Kraje UE nie mają wspólnego stanowiska w sprawie odwoływania ambasadorów z Syrii. Sześć już to zrobiło, pozostałe wahają się lub są przeciw. UE rozważa nowe sankcje wobec reżimu w Damaszku jak wstrzymanie lotów komercyjnych czy zakaz importu fosforanu i złota.

Poinformowały o tym unijne źródła dyplomatyczne zastrzegając jednocześnie, że nie jest rozważana „opcja militarna” w stosunku do Syrii. UE pozostaje w kontakcie w sprawie Syrii z różnymi partnerami, jak USA, Rosja czy Turcja, ale nie z NATO. „Unikamy jakichkolwiek odwołań do tej organizacji w naszych dyskusjach” – powiedział dyplomata.
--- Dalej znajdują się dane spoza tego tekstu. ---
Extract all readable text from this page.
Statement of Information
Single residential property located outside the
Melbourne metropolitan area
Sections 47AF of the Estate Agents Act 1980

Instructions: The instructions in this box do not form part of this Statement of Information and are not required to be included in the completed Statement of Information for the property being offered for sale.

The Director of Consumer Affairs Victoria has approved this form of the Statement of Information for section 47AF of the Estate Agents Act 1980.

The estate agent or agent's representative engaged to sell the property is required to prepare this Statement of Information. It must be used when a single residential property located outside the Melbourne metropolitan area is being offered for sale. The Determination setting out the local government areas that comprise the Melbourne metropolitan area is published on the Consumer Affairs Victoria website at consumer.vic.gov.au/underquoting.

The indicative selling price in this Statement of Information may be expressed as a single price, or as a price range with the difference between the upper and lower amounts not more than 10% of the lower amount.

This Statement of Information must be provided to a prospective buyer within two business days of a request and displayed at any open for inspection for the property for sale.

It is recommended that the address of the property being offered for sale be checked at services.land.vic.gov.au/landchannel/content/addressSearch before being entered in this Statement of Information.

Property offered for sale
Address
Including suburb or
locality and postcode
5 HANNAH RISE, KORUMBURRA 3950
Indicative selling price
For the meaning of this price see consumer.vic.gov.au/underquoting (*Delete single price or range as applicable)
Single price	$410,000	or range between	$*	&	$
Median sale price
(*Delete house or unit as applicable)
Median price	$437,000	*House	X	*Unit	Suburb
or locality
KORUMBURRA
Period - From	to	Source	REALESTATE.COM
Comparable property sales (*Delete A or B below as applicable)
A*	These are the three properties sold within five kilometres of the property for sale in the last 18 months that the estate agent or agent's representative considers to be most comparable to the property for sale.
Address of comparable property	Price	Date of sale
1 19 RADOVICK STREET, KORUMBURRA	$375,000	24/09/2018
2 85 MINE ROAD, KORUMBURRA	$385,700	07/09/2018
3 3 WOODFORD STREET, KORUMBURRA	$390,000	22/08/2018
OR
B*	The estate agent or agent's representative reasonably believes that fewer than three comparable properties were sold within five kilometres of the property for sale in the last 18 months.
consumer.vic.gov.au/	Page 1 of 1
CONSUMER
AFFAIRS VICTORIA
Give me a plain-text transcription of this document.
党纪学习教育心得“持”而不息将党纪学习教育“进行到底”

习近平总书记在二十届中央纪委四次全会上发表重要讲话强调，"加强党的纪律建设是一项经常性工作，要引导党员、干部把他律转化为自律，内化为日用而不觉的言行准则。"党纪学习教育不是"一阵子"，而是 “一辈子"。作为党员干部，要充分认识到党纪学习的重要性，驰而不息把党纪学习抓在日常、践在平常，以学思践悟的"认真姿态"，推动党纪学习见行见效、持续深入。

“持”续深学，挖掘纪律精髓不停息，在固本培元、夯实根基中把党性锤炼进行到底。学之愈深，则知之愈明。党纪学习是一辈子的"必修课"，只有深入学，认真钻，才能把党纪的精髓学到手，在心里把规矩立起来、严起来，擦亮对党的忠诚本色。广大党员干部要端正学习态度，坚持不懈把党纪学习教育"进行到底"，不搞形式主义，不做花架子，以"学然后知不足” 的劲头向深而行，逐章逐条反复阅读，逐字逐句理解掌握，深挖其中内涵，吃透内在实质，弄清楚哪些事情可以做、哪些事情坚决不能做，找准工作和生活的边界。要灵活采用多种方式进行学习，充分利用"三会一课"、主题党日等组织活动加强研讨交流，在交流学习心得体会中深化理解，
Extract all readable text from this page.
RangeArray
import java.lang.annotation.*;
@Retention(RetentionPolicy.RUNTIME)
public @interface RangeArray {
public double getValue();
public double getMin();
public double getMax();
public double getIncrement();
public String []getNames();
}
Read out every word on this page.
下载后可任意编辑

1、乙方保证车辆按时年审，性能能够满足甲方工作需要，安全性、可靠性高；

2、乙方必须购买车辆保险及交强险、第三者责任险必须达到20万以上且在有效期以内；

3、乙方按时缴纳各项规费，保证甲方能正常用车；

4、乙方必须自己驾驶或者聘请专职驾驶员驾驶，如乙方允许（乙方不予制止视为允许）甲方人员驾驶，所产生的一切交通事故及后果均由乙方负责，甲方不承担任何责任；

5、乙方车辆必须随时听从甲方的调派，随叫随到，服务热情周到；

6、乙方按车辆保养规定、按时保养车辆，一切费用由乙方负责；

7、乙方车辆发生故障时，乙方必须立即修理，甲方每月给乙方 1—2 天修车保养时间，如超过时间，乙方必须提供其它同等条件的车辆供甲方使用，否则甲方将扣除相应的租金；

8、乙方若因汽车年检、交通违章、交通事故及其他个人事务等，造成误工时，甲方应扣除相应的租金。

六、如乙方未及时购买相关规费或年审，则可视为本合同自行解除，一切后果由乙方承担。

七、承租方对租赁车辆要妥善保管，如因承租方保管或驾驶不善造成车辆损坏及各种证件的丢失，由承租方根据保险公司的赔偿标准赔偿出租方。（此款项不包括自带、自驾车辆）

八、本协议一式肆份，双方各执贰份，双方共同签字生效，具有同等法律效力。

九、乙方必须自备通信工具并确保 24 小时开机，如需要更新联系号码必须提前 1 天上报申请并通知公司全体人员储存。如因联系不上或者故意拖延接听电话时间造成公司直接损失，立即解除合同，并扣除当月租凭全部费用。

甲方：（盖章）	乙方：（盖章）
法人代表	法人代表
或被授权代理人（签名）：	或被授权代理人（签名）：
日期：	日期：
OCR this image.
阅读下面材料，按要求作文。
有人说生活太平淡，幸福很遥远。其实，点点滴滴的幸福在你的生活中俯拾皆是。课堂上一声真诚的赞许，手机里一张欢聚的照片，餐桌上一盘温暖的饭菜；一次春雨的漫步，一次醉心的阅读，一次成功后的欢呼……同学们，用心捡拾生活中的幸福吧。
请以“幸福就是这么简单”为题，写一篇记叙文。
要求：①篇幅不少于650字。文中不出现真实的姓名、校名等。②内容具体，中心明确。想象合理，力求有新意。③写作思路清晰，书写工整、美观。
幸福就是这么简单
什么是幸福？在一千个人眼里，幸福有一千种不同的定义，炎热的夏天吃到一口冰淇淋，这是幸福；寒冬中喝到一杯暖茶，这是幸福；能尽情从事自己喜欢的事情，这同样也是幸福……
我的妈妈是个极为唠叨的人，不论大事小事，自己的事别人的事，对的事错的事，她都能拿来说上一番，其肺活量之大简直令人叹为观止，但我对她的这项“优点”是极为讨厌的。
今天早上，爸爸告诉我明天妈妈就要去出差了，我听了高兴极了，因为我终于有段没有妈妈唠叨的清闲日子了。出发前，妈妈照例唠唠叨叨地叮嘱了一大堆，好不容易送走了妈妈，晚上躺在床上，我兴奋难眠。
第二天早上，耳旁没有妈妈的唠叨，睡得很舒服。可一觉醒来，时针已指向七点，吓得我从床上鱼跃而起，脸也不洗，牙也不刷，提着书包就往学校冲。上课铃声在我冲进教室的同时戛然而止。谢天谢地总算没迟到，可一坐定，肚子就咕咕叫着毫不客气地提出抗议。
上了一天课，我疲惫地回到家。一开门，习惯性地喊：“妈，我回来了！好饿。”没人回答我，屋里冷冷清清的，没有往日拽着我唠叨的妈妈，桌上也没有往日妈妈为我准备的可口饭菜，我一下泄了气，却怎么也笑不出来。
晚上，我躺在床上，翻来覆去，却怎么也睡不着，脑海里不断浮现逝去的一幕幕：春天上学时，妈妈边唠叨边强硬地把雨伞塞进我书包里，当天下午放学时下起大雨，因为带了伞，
Źródła poinformowały też, że w ramach przygotowań na najgorsze, opracowywany jest plan ewakuacji obywateli państw UE z Syrii, gdzie mieszka „kilka tysięcy Europejczyków”. Europejska Służba Działań Zewnętrznych wzmocniła już swe delegacje w Libanie i Jordanii, by zwiększyć ich konsularne możliwości.

We wtorek wieczorem w Brukseli odbyło się spotkanie dyplomatów 27 państw UE na temat Syrii. Nie uzgodniono wspólnej strategii czy należy odwoływać z Damaszku ambasadorów, czy też nie. Zrobiły to już Wielka Brytania, Francja, Belgia, Holandia, Włochy i Hiszpania, a kilka innych państw waha się i nie wykluczone, że w najbliższym czasie podejmie taką decyzję – poinformował dyplomata. Kilka innych krajów argumentowało, że należy pozostać w Syrii, zwłaszcza by kontynuować kontakty z opozycją.

Polska – jak już w poniedziałek poinformował szef MSZ Radosław Sikorski – pozostawia swego ambasadora w Syrii, który reprezentuje też interesy USA w tym kraju, po zawieszeniu działalności amerykańskiej ambasady w Damaszku.